When Travis Uebinger of Auxvasse, Missouri went fishing with a buddy for white bass and walleyes on central Missouri’s famed Osage River, they ended with a way more uncommon catch than anticipated. Uebinger hooked and landed a large blue sucker—the most important on the earth, in truth.
“We were really targeting a whole bag–anything that would bite,” Uebinger mentioned in a Missouri Department of Conservation press launch. “We were on my friend’s new boat, trying it out, when I reeled it in. I didn’t know what it was, a sucker or a carp. It was my friend who said it could be a state record.”
The fish weighed 11 kilos 5 ounces on licensed scales in Jefferson City and was verified by MDC employees. Uebinger’s catch beat the Missouri document for blue sucker, which was taken within the Missouri River in April 1997 by Randy Christian, weighing 9 kilos 14 ounces.
Uebinger’s fish additionally crushes the present IGFA all-tackle world document for the species.
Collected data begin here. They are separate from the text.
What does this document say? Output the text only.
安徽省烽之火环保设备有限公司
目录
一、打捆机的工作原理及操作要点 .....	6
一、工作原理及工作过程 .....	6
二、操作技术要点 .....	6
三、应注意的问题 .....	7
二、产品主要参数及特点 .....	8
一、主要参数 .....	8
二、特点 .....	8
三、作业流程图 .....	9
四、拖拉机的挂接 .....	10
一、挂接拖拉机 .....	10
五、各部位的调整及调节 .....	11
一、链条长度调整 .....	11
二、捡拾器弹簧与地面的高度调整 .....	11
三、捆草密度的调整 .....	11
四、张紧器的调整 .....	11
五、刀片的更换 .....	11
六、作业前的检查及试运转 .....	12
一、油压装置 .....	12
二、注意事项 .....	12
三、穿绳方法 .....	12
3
That IGFA document is simply 2 kilos 12 ounces, caught from the East Fork of the White River in Indiana in April 2022 by angler Steven Wozniak.
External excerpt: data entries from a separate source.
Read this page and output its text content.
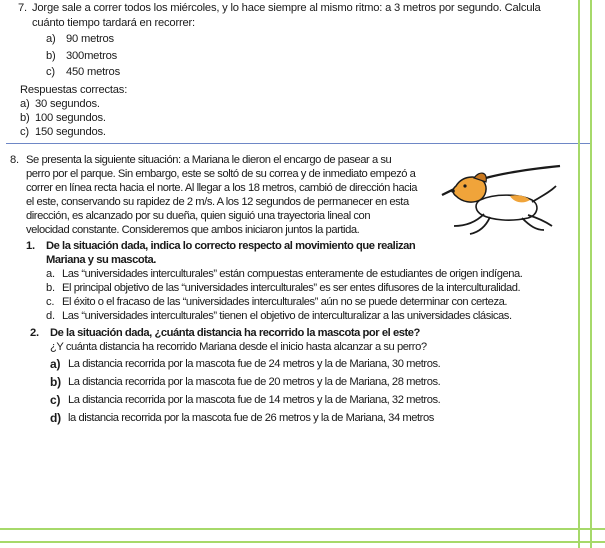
7. Jorge sale a correr todos los miércoles, y lo hace siempre al mismo ritmo: a 3 metros por segundo. Calcula
cuánto tiempo tardará en recorrer:
a) 90 metros
b) 300metros
c) 450 metros
Respuestas correctas:
a) 30 segundos.
b) 100 segundos.
c) 150 segundos.
8. Se presenta la siguiente situación: a Mariana le dieron el encargo de pasear a su
perro por el parque. Sin embargo, este se soltó de su correa y de inmediato empezó a
correr en línea recta hacia el norte. Al llegar a los 18 metros, cambió de dirección hacia
el este, conservando su rapidez de 2 m/s. A los 12 segundos de permanecer en esta
dirección, es alcanzado por su dueña, quien siguió una trayectoria lineal con
velocidad constante. Consideremos que ambos iniciaron juntos la partida.
1. De la situación dada, indica lo correcto respecto al movimiento que realizan
Mariana y su mascota.
a. Las “universidades interculturales” están compuestas enteramente de estudiantes de origen indígena.
b. El principal objetivo de las “universidades interculturales” es ser entes difusores de la interculturalidad.
c. El éxito o el fracaso de las “universidades interculturales” aún no se puede determinar con certeza.
d. Las “universidades interculturales” tienen el objetivo de interculturalizar a las universidades clásicas.
2. De la situación dada, ¿cuánta distancia ha recorrido la mascota por el este?
¿Y cuánta distancia ha recorrido Mariana desde el inicio hasta alcanzar a su perro?
a) La distancia recorrida por la mascota fue de 24 metros y la de Mariana, 30 metros.
b) La distancia recorrida por la mascota fue de 20 metros y la de Mariana, 28 metros.
c) La distancia recorrida por la mascota fue de 14 metros y la de Mariana, 32 metros.
d) la distancia recorrida por la mascota fue de 26 metros y la de Mariana, 34 metros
Christian’s 9-pound 14-ounce Missouri blue sucker seemingly would have set the IGFA world document if he’d entered his fish with the affiliation. But Uebinger’s sucker is the highest fish as we speak and will likely be a world document if paperwork is filed with IGFA.
“That would be amazing to have a world record,” mentioned Uebinger. “Especially on a fish you weren’t targeting.”
While blue suckers are a tasty desk fish and traditionally thought of a staple meals, Uebinger has different plans for his catch.
“I contacted several taxidermists,” he mentioned. “Being in the carp family, it’s a little difficult to mount and it would have to be custom-made. Luckily, I did find a place in Springfield that would mount it, so I’ve currently got the fish wrapped up and frozen.”
READ NEXT: Rookie Bowfisherman Shoots Missouri’s New State-Record Redear Sunfish
All About Blue Suckers
Blue suckers are backside feeders with a large distribution all through the Mississippi and Missouri river drainages. They are native to the U.S. and Mexico and are present in a number of states together with Montana, Minnesota, Wisconsin, the Dakotas, and within the Gulf of Mexico drainage within the Rio Grande and Sabine rivers. Massive colleges of blue suckers as soon as migrated all through the Mississippi River basin. They are rarer as we speak, seemingly due to the segmentation of habitat brought on by dams.